With how important this is not only to help them avoid making mistakes. But to be proactive in helping them grow their business. Running how to do a bank reconciliation correctly is extremely important.
The first thing that entrepreneurs should do. Is take their most recent bank account statement. And their last bank reconciliation. Once they have these two documents Edmonton bookkeeping says.
The next step is to verify the starting bank balance matches the statement balance of the previous bank reconciliation. This will ensure that there been no mistakes made since the previous bank reconciliation. That could cause errors to exist on the new bank reconciliation.
One of the most common reasons why an error would have been created. Is if an entrepreneur has accidentally booked a transaction for a future date. And marketed as cleared.
An example of this, is if an entrepreneur is reconciling the month of May before the end of the month. But they booked transaction on June 20, and marketed as having come out of their bank account already.
If it has cleared their bank account already. Then it should have the date that it cleared, which would be in a the month of May, because that is the month they are working on. Therefore, all an entrepreneur has to do is going to their accounting software and fix that mistake.

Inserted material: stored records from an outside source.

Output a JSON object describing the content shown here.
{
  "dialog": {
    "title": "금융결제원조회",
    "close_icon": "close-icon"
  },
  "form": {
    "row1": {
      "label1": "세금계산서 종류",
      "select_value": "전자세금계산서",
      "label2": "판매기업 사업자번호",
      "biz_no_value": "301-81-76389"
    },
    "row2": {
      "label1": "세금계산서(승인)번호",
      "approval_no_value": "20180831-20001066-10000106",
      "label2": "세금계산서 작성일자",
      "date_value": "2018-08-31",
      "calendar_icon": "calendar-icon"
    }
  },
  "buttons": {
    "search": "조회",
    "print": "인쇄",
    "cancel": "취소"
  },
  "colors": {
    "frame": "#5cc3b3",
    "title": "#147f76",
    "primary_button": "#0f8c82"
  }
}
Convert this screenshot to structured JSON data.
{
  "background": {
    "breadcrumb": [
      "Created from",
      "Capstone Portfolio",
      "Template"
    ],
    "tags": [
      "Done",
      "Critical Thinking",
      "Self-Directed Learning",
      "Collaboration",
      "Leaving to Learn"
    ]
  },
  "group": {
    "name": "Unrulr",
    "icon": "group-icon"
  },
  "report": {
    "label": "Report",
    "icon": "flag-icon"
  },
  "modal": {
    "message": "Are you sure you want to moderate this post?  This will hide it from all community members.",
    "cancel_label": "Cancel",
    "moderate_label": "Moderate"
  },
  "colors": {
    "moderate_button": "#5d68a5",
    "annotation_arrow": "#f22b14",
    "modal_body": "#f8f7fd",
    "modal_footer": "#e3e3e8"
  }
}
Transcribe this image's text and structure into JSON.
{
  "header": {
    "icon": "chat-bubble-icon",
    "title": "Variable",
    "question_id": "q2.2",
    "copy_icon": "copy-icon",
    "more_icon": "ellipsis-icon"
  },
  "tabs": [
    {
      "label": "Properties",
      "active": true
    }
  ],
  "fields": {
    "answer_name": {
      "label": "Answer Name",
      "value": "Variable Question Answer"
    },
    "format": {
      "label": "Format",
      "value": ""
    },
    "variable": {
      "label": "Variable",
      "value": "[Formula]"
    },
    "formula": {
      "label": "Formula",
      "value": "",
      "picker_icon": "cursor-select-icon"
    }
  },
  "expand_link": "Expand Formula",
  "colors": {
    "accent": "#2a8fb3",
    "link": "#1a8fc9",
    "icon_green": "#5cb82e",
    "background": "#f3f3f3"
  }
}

The next thing that an entrepreneur needs to do when doing a bank reconciliation. Is to look at all of the transactions that have already come out of their bank account. And that will leave them with a list of pending transactions.
Edmonton bookkeeping says entrepreneurs need to look at that pending transaction list. And see if there are any mistakes on that list. They can tell if it is a mistake most often by the dates of how long that transaction has been outstanding.
If it has been outstanding for more than a few weeks. A business owner should ask themselves why. And then check in their accounting software. To see if it was a mistake. Either entering the transaction in duplicate times. Or entering the wrong amount in.
By fixing these errors, a business owner can then see how much money they have in their business to utilize. Once all of the pending transactions come out of their bank account.
This can help entrepreneurs only spend as much money as they actually have. So that they can avoid running out of money in their business.